In 1853 he opened out the Brendon Hills Spathose Iron Mines, belonging to the Ebbw Vale Company, and had charge of them for some years. In 1856 he was appointed Assistant Manager of the Ebbw Vale Company’s works, which office he held for ten years.

In 1865 he commenced practice as a civil and mining engineer in Cardiff, soon gaining .a foremost position in the profession. His opinion on all matters pertaining to coal-mining and the allied subjects was highly valued, and he acted as consulting engineer for some of the largest collieries in the district. The great demand upon his time led to his taking into partnership Mr. Theodore Vachell, Assoc. M. Inst. C.E., who had been an articled pupil of his, and had acted as his assistant for many years. Mr. Adams took a great interest in the Free Library, and, in conjunction with Mr. E. S. Robinson, the then librarian, Mr. Bell, the resident engineer of the Barry Dock, Mr. Peter Price, and a few others, started the now flourishing institution known as the Cardiff Naturalists’ Society, of which for the first six years of its existence he filled the office of President. He may also fairly be considered the founder of the present Cardiff Museum, for when it was resolved to cede the collection of the Naturalists’ Society to the Free Library, he and Professor Etheridge spent a considerable time in arranging and naming the geological collection which formerly belonged to the old Literary institution in Crockherbtown, and which, with the library, had been handed over by Lord Bute to the Free Library Committee.

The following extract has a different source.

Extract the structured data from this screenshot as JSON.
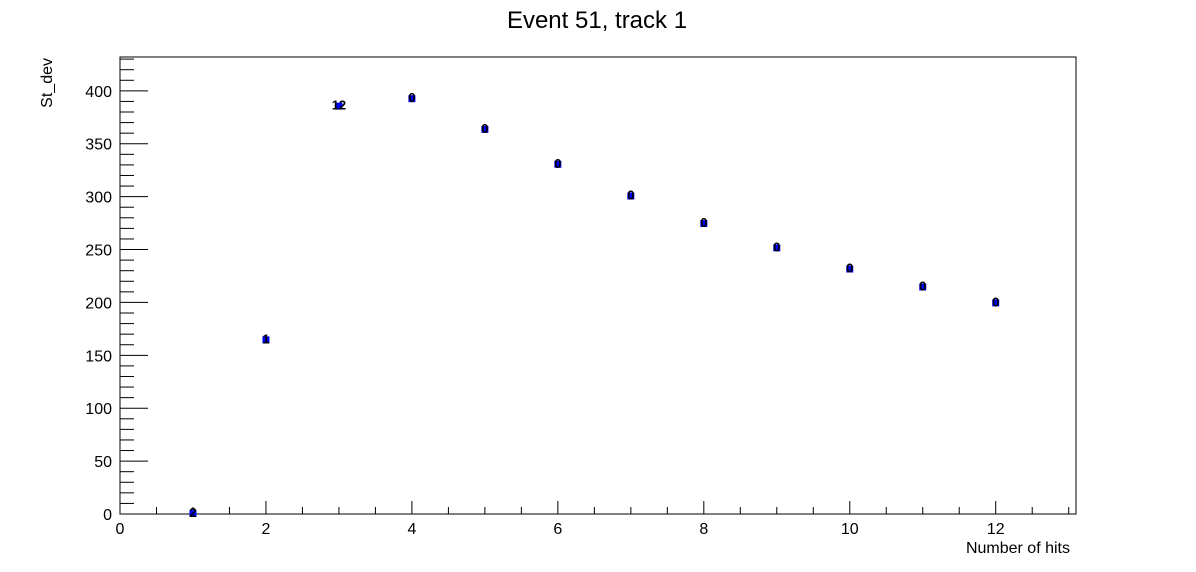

He also took an active part in the formation of the South Wales Institute of Engineers. At the time of his death he was Local Secretary of the Palestine Exploration Fund, and, as an old member of St. Andrew’s Church, had filled the office of’ Churchwarden for several years, ad represented the parish at the first Llandaff Diocesan Conference.

Mr. Adams was elected an Associate of the Institution on the 1st of May 1855, and was transferred to the class of Members on the 16th March 1880. He was also a Fellow of the Geological and of several other Societies. He died on the 17th of August, 1886.